While several provinces have opioid-related PMPs, dependable analysis of their efficacy is impossible because data collection for them is inconsistent and their implementation is not nationally standardized.  From what the researchers could glean from available data, whether or not provinces had PMPs didn’t impact dispensation levels of prescription opioids.

Noteworthy observations:

  • Two provinces virtually dominated dispensation of select strong opioids.  Dispensation of oxycodone and hydrocodone was highest in Ontario. Dispensation of hydromorphone was highest in Nova Scotia.
  • B.C.’s overall POs dispensing levels are among the highest in Canada, consisting mainly of weak opioids. Dispensing of strong opioids in the province is lower than in most other Canadian provinces, which may be a result of its PMP.
  • All provinces showed increases in oxycodone dispensing rates over time.

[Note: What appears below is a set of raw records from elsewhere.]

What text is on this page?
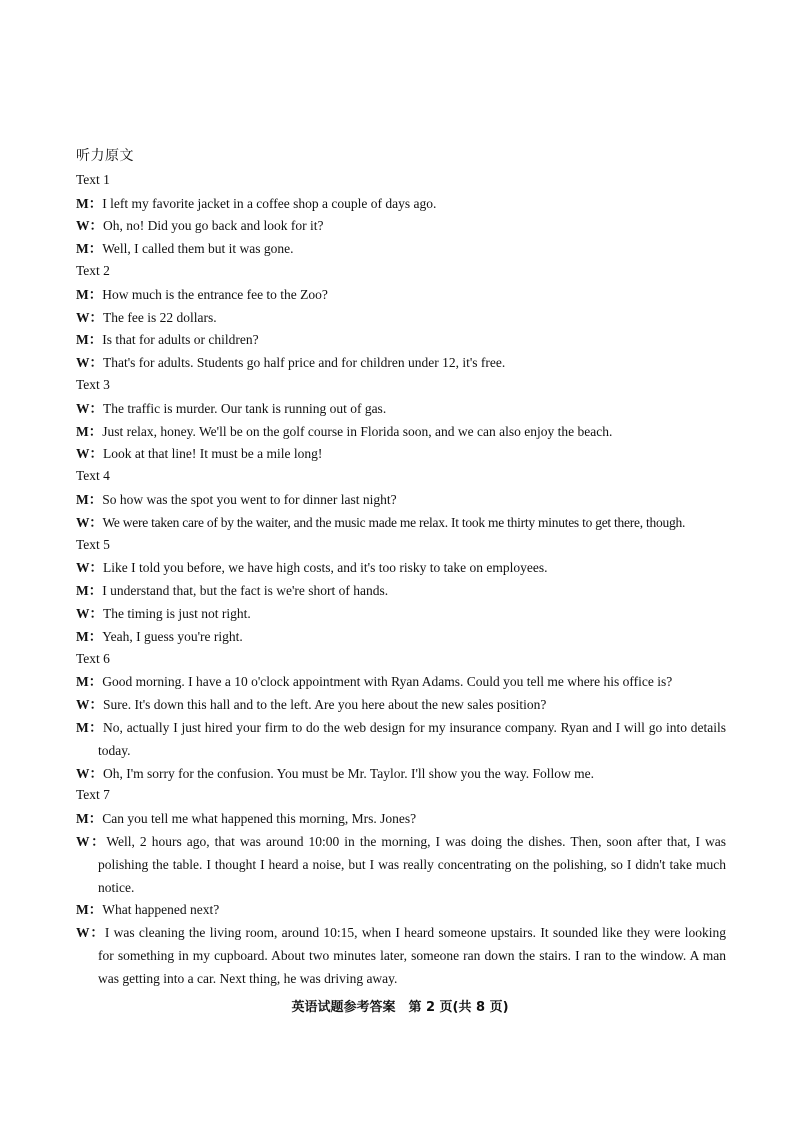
听力原文
Text 1
M：I left my favorite jacket in a coffee shop a couple of days ago.
W：Oh, no! Did you go back and look for it?
M：Well, I called them but it was gone.
Text 2
M：How much is the entrance fee to the Zoo?
W：The fee is 22 dollars.
M：Is that for adults or children?
W：That's for adults. Students go half price and for children under 12, it's free.
Text 3
W：The traffic is murder. Our tank is running out of gas.
M：Just relax, honey. We'll be on the golf course in Florida soon, and we can also enjoy the beach.
W：Look at that line! It must be a mile long!
Text 4
M：So how was the spot you went to for dinner last night?
W：We were taken care of by the waiter, and the music made me relax. It took me thirty minutes to get there, though.
Text 5
W：Like I told you before, we have high costs, and it's too risky to take on employees.
M：I understand that, but the fact is we're short of hands.
W：The timing is just not right.
M：Yeah, I guess you're right.
Text 6
M：Good morning. I have a 10 o'clock appointment with Ryan Adams. Could you tell me where his office is?
W：Sure. It's down this hall and to the left. Are you here about the new sales position?
M：No, actually I just hired your firm to do the web design for my insurance company. Ryan and I will go into details today.
W：Oh, I'm sorry for the confusion. You must be Mr. Taylor. I'll show you the way. Follow me.
Text 7
M：Can you tell me what happened this morning, Mrs. Jones?
W：Well, 2 hours ago, that was around 10:00 in the morning, I was doing the dishes. Then, soon after that, I was polishing the table. I thought I heard a noise, but I was really concentrating on the polishing, so I didn't take much notice.
M：What happened next?
W：I was cleaning the living room, around 10:15, when I heard someone upstairs. It sounded like they were looking for something in my cupboard. About two minutes later, someone ran down the stairs. I ran to the window. A man was getting into a car. Next thing, he was driving away.
英语试题参考答案　第 2 页(共 8 页)
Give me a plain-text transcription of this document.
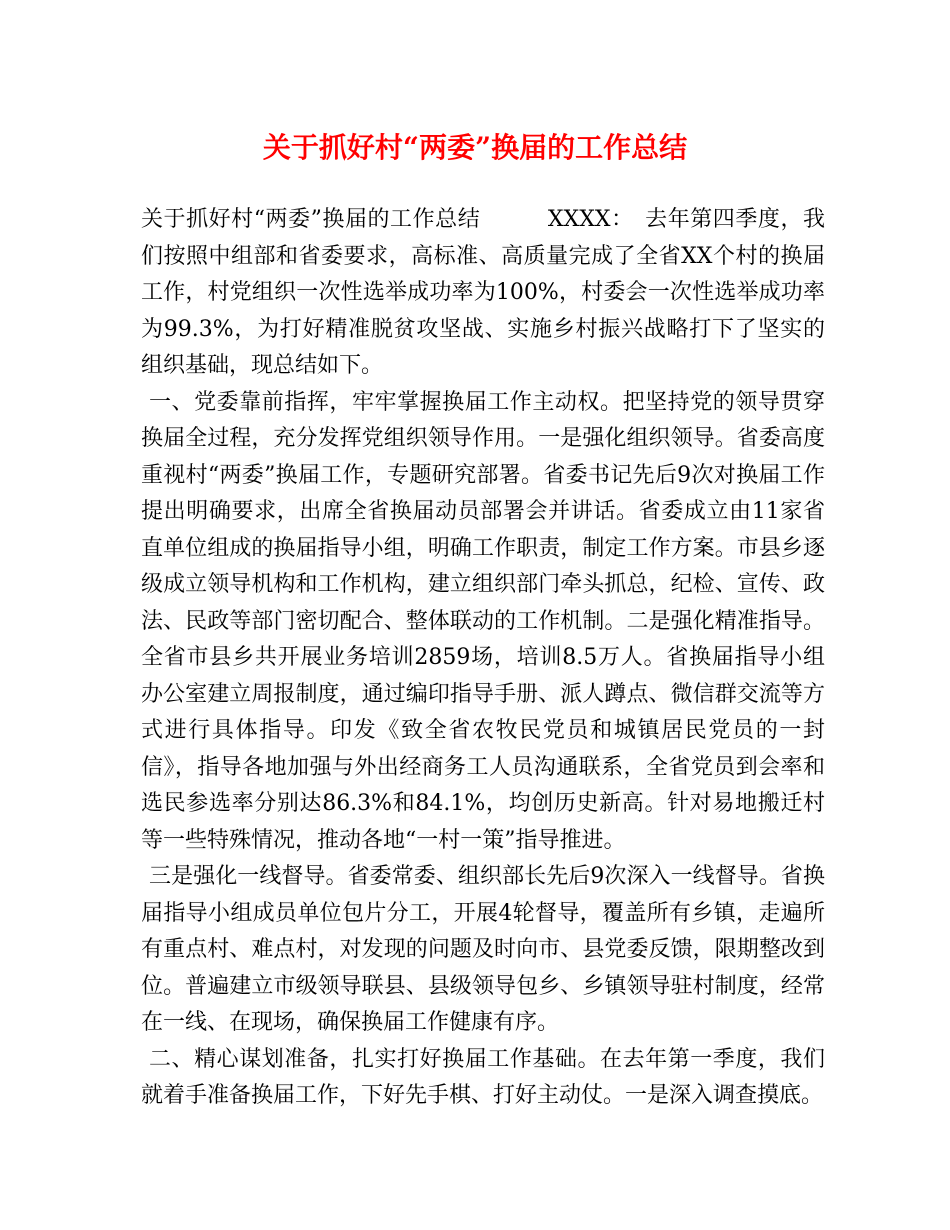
关于抓好村“两委”换届的工作总结

关于抓好村“两委”换届的工作总结　　　XXXX：　去年第四季度，我们按照中组部和省委要求，高标准、高质量完成了全省XX个村的换届工作，村党组织一次性选举成功率为100%，村委会一次性选举成功率为99.3%，为打好精准脱贫攻坚战、实施乡村振兴战略打下了坚实的组织基础，现总结如下。

一、党委靠前指挥，牢牢掌握换届工作主动权。把坚持党的领导贯穿换届全过程，充分发挥党组织领导作用。一是强化组织领导。省委高度重视村“两委”换届工作，专题研究部署。省委书记先后9次对换届工作提出明确要求，出席全省换届动员部署会并讲话。省委成立由11家省直单位组成的换届指导小组，明确工作职责，制定工作方案。市县乡逐级成立领导机构和工作机构，建立组织部门牵头抓总，纪检、宣传、政法、民政等部门密切配合、整体联动的工作机制。二是强化精准指导。全省市县乡共开展业务培训2859场，培训8.5万人。省换届指导小组办公室建立周报制度，通过编印指导手册、派人蹲点、微信群交流等方式进行具体指导。印发《致全省农牧民党员和城镇居民党员的一封信》，指导各地加强与外出经商务工人员沟通联系，全省党员到会率和选民参选率分别达86.3%和84.1%，均创历史新高。针对易地搬迁村等一些特殊情况，推动各地“一村一策”指导推进。

三是强化一线督导。省委常委、组织部长先后9次深入一线督导。省换届指导小组成员单位包片分工，开展4轮督导，覆盖所有乡镇，走遍所有重点村、难点村，对发现的问题及时向市、县党委反馈，限期整改到位。普遍建立市级领导联县、县级领导包乡、乡镇领导驻村制度，经常在一线、在现场，确保换届工作健康有序。

二、精心谋划准备，扎实打好换届工作基础。在去年第一季度，我们就着手准备换届工作，下好先手棋、打好主动仗。一是深入调查摸底。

  • As in the U.S., Canada’s dispensation has more than doubled nationally in the last decade alone. Canada dispenses about half the amount of opioids prescribed in the U.S.
  • Previous studies have noted that high school students, more than any other segment of the population, appear to be using prescribed opioids for non-medical purposes but there are no longitudinal studies to verify this. Non-medical refers to prescription drugs not prescribed by a doctor or not used for the purposes prescribed.